Women seized the moment last week at the National Board of Review annual awards dinner at Cipriani 42d Street. The glitziest night of the New York movie awards season was celebrated by an impressive number of talented and empowered female filmmakers.
The NBR celebrates excellence in filmmaking with categories that include Best Picture, Best Director, Best Actor and Actress, Best Original and Adapted Screenplay, Breakthrough Performance, and Directorial Debut, as well as signature honors such as the Freedom of Expression, and the NBR Spotlight Award.
The awards are announced a month in advance which makes for a pressure free evening where presenters and winners can relax and mingle and have a good time. And since the event is not televised tongues are loose and language often bawdy.
In a season marked by horrific charges of sexual harassment and assault and gender pay inequality, the mood of the event may have been more somber than in years past but there was also a sense of purpose and focus on achieving much needed cataclysmic change.
Mainly there were the many accomplishments by women last year to celebrate. Among the honorees, for “Lady Bird,” Greta Gerwig awarded best director for her debut feature and Laurie Metcalf named best supporting actress honors.
Angelina Jolie and Loung Ung were Freedom of Expression honorees for “First They Killed My Father.”
Wonder Women Patty Jenkins and Gal Gadot, who received the Spotlight Award, created the greatest excitement on the red carpet in a parade of many big name film makers.
Other honorees who attend included Best Actor recipient, Tom Hanks, Best Actress recipient, Meryl Streep, Best Supporting Actor recipient, Willem Dafoe, Best Screenplay recipient, Paul Thomas Anderson, Best Adapted Screenplay recipients, Scott Neustadter & Michael H. Weber, Best Breakthrough Performance recipient, Timothée Chalamet, Best Directorial Debut recipient, Jordan Peele, Freedom of Expression recipients John Ridley, and Angelina Jolie, Loung Ung, Best Animated Feature recipient, Lee Unkrich, Best Film recipients Steven Spielberg, Amy Pascal and Kristie Macosko Krieger, Best Documentary recipient Brett Morgen, Best Foreign Language Film recipient Samuel Maoz, Best Ensemble recipients Daniel Kaluuya, Allison Williams, Betty Gabriel, Stephen Root and LilRel Howery.
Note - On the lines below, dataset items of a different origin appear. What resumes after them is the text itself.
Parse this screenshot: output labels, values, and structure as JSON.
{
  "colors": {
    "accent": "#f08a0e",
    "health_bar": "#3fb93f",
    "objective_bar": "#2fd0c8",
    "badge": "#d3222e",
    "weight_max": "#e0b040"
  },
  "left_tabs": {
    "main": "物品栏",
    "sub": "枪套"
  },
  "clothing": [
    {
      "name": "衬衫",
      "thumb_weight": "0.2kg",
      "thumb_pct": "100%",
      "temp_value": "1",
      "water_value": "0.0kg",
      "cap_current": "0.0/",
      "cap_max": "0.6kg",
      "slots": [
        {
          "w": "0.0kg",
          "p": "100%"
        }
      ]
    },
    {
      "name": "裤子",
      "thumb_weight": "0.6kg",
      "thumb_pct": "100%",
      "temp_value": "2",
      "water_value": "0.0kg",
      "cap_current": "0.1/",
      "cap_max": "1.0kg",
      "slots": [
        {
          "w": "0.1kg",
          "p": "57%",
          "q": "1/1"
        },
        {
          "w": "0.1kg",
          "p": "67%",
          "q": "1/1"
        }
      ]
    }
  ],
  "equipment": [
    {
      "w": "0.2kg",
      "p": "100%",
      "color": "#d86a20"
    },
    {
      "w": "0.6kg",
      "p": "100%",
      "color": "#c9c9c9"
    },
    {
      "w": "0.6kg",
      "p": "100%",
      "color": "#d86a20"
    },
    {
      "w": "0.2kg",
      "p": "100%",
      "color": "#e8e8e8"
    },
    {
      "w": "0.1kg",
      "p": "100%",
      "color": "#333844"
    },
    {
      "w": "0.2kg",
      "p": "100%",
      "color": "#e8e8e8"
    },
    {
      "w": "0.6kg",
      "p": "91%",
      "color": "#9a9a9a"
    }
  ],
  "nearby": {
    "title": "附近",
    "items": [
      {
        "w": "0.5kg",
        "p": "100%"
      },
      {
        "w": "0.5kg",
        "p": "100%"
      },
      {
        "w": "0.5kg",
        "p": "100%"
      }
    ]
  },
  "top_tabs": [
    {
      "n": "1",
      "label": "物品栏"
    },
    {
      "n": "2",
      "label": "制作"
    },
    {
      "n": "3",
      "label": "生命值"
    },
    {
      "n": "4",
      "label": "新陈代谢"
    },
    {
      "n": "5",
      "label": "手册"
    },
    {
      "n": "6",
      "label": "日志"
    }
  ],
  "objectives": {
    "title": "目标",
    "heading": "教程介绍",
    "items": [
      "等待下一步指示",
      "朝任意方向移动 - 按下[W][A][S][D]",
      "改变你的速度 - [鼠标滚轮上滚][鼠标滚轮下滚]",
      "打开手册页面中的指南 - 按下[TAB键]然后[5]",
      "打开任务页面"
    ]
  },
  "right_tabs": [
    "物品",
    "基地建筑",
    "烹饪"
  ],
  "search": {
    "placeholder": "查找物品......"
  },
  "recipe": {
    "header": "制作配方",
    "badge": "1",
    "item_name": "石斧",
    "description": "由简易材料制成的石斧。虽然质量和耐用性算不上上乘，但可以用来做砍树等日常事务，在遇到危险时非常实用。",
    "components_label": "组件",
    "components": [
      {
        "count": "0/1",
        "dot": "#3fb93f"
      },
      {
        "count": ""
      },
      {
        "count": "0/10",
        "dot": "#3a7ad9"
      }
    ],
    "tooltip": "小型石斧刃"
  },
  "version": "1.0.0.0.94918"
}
Presenters and additional attendees included Christiane Amanpour, Sean Baker, Gio Benitez, Jason Blum, Ken Burns, Eli Bush, Kate Capshaw, Stephen Colbert, Robert DeNiro, Tommy Didario, Tina Fey, Geoffrey Fletcher, Dave Franco, James Franco, Whoopi Goldberg, Grace Gummer, Armie Hammer, Liz Hannah, Isabelle Huppert, Tamara Jenkins, Julianna Margulies, Lupita Nyong’o, Saoirse Ronan, Harriet Sansom Harris, Josh Singer, Michael Stuhlbarg, Jim Taylor, Rita Wilson and more.
The feel and spirit of the evening was reinforced a few days later at the Critics Choice Awards, where Gal Gadot accepted the #SeeHer award (given to boundary-pushing actresses) and pointed out that the top three films of the 2017, “The Last Jedi,” “Wonder Woman” and “Beauty and the Beast” were stories carried by women. “Although this is progress, there is still a long way to go.”